The other half of popular database/cache libraries are known to be broken and have been for a long time.
Here's a few examples:
- mongodb decided to let the user deal with it
- mongoose rejected AsyncResource due to experimental status
- pg has no support
- knex query builder has no support
The approach from mongodb I think is a notable one to examine because we passed the cognitive burden of context management to the module developers and then they just passed it further along to the end-user.
Because the majority of Node.js apps use database or cache libraries and
the majority of these libraries break context, this is a very significant
issue. Both async_hooks
and AsyncLocalStorage
will produce incomplete
context coverage in most applications.
The issue comes down to code structure in the InternalCallbackScope
function.
The function does a
MicrotaskScope::PerformCheckpoint(...)
call at a point which is just after the JavaScript execution scope has finished
and the async_hooks "after" event has been fired along with the resource being
removed from the resource stack. A naive approach might be to move this before
those happen or use a DefaultTriggerAsyncIdScope
to encapsulate that block.
However, the problem is that it needs to be in execution scope, not trigger
scope, and each individual microtask should have its own separate execution
scope.
Currently we have a queueMicrotask
function which does effectively the same
thing as what happens with the thenable resolve, but that function
explicitly wraps itself in an AsyncResource
.
This wrap needs to exist for all microtasks, not just the ones we create directly.

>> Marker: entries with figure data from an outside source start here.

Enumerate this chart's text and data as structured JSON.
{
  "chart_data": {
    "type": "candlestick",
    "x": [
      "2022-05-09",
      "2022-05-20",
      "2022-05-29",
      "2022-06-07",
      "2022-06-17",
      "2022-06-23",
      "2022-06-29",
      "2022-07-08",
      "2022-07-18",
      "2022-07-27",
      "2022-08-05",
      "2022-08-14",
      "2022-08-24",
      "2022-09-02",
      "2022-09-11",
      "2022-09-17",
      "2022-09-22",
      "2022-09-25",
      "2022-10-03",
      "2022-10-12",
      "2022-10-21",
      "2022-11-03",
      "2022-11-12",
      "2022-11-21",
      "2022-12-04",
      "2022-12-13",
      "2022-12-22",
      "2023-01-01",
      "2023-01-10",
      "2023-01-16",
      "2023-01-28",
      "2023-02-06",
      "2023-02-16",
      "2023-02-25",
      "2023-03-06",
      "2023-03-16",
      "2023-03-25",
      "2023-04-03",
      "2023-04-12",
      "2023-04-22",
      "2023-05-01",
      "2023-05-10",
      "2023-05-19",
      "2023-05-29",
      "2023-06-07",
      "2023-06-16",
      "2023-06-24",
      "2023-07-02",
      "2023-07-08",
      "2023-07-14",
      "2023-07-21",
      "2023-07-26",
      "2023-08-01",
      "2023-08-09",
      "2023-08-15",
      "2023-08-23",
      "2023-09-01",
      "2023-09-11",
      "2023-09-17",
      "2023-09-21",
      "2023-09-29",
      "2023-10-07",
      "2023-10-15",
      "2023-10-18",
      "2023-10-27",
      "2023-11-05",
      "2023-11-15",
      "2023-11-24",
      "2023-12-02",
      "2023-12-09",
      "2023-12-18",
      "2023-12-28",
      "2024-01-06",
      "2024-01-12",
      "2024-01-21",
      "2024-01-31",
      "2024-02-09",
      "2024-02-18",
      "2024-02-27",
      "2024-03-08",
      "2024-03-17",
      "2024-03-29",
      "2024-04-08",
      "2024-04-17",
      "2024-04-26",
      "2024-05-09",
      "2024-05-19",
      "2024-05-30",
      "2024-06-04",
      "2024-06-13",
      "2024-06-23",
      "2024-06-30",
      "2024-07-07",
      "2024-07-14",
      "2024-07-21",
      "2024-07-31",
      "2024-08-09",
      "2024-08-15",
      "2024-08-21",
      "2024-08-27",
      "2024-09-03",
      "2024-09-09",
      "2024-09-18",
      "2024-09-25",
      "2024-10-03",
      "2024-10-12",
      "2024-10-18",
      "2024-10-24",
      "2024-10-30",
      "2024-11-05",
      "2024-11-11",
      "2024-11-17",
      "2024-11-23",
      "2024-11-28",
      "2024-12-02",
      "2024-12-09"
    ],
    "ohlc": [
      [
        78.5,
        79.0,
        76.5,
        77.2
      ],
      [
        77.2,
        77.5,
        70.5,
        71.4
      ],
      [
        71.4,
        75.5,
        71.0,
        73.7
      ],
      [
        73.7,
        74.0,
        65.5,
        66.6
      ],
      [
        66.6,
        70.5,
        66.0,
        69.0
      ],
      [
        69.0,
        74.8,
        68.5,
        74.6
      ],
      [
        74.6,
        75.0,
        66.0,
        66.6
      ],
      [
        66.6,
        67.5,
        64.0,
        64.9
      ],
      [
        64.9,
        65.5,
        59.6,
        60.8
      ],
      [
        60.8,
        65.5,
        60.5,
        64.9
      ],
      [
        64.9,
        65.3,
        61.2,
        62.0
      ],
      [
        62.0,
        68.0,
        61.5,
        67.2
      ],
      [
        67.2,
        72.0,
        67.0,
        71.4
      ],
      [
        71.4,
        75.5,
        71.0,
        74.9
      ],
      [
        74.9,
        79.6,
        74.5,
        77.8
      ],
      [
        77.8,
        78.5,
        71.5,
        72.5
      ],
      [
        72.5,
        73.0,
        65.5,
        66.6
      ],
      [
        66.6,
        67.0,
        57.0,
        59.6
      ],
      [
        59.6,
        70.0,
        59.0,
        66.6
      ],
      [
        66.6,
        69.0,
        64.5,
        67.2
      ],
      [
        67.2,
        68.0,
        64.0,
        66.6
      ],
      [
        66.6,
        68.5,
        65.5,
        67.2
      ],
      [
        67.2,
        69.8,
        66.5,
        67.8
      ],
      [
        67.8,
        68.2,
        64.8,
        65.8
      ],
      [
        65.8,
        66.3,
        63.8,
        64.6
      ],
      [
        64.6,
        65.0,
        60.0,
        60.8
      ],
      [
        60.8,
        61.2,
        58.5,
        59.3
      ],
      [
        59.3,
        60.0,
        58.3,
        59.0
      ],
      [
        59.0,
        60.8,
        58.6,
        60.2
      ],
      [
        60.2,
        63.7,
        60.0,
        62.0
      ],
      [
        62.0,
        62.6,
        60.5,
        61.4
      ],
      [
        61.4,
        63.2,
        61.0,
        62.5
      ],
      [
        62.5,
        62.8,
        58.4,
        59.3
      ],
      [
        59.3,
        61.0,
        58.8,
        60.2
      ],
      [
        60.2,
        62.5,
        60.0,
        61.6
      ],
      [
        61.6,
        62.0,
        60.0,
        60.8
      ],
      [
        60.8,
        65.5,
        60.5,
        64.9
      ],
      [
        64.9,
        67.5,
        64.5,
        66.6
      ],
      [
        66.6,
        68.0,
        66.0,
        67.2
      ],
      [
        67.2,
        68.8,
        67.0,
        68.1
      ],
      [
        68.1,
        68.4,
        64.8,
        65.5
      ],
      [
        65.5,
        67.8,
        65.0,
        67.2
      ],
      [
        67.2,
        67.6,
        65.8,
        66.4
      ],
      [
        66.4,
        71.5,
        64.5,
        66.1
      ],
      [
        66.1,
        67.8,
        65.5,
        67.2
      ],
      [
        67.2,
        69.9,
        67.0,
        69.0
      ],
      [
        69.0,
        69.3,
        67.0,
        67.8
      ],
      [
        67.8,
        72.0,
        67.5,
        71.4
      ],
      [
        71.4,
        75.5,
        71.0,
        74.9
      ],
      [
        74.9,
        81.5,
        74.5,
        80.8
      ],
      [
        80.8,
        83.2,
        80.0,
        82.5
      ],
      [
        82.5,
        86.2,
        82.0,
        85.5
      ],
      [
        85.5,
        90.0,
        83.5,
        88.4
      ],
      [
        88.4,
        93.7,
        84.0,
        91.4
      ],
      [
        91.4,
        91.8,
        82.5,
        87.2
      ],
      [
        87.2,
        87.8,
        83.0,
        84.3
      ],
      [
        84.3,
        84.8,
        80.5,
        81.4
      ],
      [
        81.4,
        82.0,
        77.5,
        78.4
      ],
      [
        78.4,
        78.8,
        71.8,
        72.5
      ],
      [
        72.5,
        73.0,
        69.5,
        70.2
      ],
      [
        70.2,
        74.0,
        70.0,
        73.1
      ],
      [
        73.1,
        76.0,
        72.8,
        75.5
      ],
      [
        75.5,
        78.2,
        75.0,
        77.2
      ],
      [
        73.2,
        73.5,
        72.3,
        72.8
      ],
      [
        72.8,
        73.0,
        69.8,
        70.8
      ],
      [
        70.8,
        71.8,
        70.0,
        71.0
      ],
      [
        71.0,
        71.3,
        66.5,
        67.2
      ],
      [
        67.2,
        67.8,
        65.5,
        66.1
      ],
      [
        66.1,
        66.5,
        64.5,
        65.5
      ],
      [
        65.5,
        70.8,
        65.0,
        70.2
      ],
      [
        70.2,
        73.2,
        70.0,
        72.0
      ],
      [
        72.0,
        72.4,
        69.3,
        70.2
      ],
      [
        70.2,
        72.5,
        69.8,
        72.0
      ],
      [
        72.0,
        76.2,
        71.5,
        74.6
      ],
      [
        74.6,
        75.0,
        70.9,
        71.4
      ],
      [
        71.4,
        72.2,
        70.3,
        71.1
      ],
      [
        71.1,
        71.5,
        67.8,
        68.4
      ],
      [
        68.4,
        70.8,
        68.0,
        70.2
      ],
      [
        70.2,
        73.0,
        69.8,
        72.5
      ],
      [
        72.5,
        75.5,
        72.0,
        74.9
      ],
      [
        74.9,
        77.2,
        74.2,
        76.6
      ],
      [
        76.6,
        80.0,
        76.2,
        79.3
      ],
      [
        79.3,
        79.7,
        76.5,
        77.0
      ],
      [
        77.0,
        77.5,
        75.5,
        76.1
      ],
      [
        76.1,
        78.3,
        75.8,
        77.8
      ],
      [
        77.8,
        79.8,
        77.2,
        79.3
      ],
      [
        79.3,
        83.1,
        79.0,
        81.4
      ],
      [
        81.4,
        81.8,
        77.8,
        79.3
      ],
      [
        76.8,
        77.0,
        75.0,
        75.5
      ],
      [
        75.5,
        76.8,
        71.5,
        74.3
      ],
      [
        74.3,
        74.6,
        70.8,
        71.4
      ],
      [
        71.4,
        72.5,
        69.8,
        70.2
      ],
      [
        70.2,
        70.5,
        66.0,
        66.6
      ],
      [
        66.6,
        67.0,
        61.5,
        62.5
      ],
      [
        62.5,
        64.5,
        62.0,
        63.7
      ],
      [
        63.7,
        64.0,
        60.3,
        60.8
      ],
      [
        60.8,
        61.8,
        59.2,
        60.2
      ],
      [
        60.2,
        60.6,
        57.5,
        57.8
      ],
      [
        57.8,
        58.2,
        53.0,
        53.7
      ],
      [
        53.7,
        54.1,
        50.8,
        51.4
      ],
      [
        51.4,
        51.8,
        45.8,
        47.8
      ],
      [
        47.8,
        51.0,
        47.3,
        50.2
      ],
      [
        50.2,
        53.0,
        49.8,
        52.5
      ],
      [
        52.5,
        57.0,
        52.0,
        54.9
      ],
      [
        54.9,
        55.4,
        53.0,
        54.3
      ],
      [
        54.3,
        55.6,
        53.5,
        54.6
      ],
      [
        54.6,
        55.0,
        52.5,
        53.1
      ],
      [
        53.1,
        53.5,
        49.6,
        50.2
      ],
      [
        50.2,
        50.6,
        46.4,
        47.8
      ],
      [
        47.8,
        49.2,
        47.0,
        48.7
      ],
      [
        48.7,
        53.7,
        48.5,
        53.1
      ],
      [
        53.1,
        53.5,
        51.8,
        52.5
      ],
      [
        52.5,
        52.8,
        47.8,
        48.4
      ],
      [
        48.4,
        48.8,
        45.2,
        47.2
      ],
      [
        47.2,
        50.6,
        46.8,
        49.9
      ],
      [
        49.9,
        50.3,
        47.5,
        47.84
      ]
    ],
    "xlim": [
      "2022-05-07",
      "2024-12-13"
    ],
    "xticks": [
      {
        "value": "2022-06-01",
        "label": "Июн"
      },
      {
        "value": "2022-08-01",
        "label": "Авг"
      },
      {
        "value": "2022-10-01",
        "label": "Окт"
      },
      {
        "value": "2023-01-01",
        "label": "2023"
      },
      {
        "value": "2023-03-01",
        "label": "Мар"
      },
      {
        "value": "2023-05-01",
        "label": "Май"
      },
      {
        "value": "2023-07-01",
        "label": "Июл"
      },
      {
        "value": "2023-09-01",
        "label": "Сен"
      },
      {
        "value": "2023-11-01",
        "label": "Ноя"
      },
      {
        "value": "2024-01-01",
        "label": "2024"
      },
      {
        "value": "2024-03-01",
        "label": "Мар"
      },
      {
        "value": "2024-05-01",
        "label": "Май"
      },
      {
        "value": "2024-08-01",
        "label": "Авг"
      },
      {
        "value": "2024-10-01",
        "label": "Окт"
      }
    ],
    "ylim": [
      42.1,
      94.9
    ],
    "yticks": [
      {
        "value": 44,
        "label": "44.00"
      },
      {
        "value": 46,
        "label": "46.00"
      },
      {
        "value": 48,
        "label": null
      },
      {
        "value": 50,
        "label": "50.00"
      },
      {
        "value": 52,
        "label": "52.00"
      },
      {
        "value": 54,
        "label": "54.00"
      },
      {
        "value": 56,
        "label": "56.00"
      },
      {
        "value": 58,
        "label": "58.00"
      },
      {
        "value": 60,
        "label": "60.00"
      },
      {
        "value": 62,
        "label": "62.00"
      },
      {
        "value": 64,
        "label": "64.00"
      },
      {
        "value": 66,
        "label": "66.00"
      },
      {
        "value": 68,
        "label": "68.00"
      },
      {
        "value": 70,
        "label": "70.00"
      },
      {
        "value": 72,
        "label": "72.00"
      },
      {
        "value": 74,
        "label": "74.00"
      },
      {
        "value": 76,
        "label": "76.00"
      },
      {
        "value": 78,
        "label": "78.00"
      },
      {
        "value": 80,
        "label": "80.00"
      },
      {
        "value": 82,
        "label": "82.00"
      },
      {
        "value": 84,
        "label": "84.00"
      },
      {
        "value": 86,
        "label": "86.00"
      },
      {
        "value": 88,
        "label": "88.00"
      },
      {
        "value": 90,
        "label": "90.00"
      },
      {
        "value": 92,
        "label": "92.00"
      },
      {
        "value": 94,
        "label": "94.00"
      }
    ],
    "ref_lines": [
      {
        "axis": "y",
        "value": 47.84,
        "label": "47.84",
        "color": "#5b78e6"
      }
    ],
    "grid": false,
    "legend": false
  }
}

Well, I shared a high-level way to fix it for AsyncLocalStorage
. If you're
reading this, you probably already know that was not received well. 😅
To fix it at a lower-level will be quite complicated, but the current theory
I'm exploring is that we could provide our own custom MicrotaskQueue
which
wraps the EnqueueMicrotask(...)
methods.
The custom EnqueueMicrotask(...)
method would bind to the context of the
last init to occur before the method was called and then inject microtasks
around the true microtask to enter the execution context before it runs
and exit the execution context after.
The other possibility I've investigated is if we could get V8 to emit the
PromiseHook
events for thenables, however I haven't been able to figure
out a clear way to achieve that without breaking their existing internal
use of it.
I would very much appreciate feedback on this idea or any guidance you may be able to provide. 🙂
This sounds like something that could be improved in the documentation.
The proposed fix (nodejs/node#33189) won't fix most problems with context loss in client libraries, as it's aimed towards a specific scenario. I find this part a bit misleading as it gives readers an impression that the fix resolves all problems with custom thenables, while it's not.
It would be great to see such low-level fix, as all
async_hooks
based code could benefit from it, not only ALS.